General information
- Location: Dublin Ireland
- Coordinates: 53°17′03″N 6°25′29″W﻿ / ﻿53.28424933369391°N 6.4246211013334795°W
- Owner: Transport Infrastructure Ireland
- Operator: Luas
- Line: Red
- Platforms: 2

Construction
- Structure type: At-grade

Other information
- Fare zone: Red 4

Key dates
- 2 July 2011: Station opened

Services
| Preceding station | Luas |  |  | Following station |
| Saggart Terminus |  | Red Line |  | Citywest Campus towards The Point or Connolly |

= Fortunestown Luas stop =

Tram stop in Dublin, Ireland

Fortunestown (Baile Uí Fhoirtcheirn) is a stop on the Luas light-rail tram system in Dublin, Ireland. It opened in 2011 as a stop on the extension of the Red Line to Saggart.
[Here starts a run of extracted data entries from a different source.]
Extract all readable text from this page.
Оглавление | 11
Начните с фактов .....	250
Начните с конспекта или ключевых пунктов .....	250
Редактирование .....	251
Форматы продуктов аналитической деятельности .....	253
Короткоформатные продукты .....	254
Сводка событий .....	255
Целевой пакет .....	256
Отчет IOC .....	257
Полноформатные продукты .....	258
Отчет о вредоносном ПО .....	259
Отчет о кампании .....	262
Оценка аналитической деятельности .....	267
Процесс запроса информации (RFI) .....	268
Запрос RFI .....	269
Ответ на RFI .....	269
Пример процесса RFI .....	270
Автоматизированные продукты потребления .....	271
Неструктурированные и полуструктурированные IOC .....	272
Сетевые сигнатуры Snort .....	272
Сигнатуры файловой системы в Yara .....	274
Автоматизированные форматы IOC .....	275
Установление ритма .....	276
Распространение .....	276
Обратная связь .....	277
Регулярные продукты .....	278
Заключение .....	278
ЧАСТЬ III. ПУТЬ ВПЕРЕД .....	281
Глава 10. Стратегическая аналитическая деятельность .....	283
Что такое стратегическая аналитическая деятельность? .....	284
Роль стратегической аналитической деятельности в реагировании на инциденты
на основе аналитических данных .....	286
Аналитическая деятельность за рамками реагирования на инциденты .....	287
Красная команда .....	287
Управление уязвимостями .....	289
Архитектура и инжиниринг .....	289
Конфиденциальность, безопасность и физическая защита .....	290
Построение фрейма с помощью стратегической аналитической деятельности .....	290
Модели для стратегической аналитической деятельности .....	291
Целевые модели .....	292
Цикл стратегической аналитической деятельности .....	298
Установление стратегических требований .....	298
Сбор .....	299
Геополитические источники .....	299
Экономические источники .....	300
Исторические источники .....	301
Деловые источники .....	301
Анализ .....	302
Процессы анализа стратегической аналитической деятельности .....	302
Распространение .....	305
The stop is located on a section of reserved track next to Citywest Drive in the Citywest development in south-west Dublin which includes a hotel, golf course, shopping centre, and housing. Fortunestown stop provides access to Citywest Shopping Centre.

The closest bus stop is stop 4960, which is served by Dublin Bus routes 65B, 77A and 77X, and by Go-Ahead Ireland routes S8 and W6.